Ex-Kölner 04.12.2011
Daß neue Parteien immer auch seltsame Gestalten anziehen, mußten auch die Grünen schon erfahren. Man sollte aber die Kirche im Dorf lassen. Schaute man sich mal die Parteibuchträger von CDU oder SPD etwas genauer an, fände man unter ihnen auch zuhauf schräge Vögel. In großen Parteien haben solche Gestalten halt nicht so viele Möglichkeiten, sich in den Vordergrund zu drängen.
5. Wo liegt das Problem?
ishigami_san 04.12.2011
Was spricht ihrer Meinung nach dagegen?
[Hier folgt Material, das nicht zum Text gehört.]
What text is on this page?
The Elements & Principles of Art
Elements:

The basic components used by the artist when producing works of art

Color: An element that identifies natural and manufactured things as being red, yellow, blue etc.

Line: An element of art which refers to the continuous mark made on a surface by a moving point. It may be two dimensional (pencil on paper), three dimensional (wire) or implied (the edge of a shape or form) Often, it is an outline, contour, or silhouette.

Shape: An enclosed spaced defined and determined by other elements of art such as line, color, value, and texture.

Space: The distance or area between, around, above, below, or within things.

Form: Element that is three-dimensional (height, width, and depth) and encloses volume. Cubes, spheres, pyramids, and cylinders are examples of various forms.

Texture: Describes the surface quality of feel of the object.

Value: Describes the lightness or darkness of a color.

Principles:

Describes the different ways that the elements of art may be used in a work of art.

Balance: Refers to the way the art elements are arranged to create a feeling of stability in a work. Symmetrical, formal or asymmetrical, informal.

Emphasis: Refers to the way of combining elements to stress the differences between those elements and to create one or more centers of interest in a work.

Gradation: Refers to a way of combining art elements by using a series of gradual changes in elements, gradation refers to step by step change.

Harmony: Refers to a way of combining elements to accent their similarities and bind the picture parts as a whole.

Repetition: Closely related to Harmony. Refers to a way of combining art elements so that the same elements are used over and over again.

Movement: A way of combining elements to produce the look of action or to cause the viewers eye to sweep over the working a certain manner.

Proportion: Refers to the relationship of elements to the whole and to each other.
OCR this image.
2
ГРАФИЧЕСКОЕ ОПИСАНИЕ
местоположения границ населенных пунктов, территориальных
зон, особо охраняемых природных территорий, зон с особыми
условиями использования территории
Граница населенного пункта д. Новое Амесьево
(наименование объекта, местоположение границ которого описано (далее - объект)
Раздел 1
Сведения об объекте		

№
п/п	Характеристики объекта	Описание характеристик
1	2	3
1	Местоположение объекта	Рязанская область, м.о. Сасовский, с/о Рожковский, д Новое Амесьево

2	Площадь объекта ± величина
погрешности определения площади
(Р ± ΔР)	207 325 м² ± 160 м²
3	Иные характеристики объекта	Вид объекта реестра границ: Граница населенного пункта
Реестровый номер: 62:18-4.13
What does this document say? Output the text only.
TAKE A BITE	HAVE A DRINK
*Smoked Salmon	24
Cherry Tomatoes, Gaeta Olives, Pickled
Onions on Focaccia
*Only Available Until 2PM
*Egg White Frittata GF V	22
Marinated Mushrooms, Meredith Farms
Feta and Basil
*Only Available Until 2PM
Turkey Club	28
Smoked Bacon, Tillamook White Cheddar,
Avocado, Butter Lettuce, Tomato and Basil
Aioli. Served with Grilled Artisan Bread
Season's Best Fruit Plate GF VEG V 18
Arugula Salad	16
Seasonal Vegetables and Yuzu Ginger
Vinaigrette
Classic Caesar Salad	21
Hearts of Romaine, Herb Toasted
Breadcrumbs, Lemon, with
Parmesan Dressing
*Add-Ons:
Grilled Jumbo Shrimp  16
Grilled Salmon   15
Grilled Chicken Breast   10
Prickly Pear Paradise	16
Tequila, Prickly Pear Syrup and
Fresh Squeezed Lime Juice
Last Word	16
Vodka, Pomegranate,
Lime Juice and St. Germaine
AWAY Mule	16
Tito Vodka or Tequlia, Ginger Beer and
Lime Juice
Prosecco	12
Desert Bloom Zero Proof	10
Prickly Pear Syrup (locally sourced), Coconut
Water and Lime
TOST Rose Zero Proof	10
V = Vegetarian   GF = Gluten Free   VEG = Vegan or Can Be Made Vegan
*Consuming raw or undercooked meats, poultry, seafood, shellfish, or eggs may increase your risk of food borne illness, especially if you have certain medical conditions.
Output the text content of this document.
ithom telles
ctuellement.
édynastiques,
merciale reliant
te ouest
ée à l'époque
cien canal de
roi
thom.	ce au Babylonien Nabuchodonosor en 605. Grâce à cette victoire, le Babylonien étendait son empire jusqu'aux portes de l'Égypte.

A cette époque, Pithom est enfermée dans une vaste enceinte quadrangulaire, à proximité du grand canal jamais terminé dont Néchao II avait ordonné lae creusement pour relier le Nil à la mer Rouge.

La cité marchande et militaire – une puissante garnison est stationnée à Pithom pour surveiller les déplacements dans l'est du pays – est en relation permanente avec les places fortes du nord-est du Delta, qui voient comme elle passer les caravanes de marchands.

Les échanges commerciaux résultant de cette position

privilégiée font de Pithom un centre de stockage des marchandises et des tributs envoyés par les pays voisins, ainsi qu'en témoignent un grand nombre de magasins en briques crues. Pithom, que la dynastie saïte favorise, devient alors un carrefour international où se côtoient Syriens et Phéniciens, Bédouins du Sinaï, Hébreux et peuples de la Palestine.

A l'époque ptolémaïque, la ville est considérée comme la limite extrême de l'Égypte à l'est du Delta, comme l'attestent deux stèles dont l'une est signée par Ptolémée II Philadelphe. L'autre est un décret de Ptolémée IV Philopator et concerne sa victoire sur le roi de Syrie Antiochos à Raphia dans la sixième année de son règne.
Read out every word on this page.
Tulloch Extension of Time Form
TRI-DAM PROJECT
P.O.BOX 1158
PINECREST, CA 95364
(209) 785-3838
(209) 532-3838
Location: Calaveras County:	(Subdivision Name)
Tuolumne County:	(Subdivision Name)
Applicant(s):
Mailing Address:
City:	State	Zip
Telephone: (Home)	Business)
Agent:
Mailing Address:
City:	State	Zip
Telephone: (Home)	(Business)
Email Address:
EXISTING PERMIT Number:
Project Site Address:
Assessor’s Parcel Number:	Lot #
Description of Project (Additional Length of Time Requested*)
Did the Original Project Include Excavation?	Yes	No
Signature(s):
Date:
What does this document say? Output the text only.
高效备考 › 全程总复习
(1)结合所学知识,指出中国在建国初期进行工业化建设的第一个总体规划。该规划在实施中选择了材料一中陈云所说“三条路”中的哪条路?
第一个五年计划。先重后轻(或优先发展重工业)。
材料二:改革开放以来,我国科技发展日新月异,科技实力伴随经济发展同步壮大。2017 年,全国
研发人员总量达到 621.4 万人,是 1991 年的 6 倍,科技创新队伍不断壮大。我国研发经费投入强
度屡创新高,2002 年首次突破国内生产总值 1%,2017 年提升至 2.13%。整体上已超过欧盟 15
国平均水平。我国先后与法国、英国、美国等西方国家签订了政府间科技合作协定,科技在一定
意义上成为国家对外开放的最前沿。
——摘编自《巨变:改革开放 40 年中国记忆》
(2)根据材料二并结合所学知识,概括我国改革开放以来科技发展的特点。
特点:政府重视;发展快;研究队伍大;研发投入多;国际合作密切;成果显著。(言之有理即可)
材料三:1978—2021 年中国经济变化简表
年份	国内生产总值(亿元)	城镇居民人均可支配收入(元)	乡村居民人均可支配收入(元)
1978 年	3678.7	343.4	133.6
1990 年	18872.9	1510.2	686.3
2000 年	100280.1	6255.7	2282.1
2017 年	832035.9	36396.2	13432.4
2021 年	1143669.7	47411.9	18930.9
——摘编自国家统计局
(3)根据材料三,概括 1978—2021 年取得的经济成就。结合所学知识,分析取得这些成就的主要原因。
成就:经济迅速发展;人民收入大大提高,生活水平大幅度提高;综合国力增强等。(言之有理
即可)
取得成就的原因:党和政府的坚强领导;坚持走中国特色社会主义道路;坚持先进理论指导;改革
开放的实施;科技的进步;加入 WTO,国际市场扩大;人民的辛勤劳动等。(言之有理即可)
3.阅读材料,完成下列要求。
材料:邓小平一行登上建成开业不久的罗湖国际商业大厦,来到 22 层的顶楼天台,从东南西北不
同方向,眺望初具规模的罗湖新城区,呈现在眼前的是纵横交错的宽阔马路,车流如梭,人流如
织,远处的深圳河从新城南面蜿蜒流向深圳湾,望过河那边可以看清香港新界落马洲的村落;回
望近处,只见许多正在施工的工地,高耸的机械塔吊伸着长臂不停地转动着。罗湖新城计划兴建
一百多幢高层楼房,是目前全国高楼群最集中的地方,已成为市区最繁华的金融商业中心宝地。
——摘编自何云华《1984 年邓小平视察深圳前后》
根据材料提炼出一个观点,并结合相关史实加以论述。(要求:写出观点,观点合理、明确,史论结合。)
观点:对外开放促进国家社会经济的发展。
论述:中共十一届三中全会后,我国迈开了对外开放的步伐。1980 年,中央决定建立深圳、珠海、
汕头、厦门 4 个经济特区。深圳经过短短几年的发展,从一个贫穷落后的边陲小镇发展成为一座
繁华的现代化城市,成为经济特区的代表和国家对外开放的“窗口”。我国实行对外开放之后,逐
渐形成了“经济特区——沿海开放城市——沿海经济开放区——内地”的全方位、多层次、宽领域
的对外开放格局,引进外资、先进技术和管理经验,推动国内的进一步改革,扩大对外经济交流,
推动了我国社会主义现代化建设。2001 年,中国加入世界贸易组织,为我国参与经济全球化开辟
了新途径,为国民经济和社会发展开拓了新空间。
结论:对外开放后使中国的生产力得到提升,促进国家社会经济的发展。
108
Wenn jeder ein Grundeinkommen bezieht, dann müssten alle Jobs, die bis jetzt Menschen einfach nur ausnutzen, endlich anständige Löhne zahlen, sonst macht den Job keiner. Ferner spart man sich die ganze Arbeitslosenhilfestrukturen. Kindergeld, Wohngeld, sonstiges Geld. Alles fällt weg und geht ins Grundeinkommen über. Was man sich da an Verwaltungskosten sparen kann. Ob dann noch jeder Arbeiten will, das wird sich zeigen, aber was soll man den lieben, langen Tag sonst machen?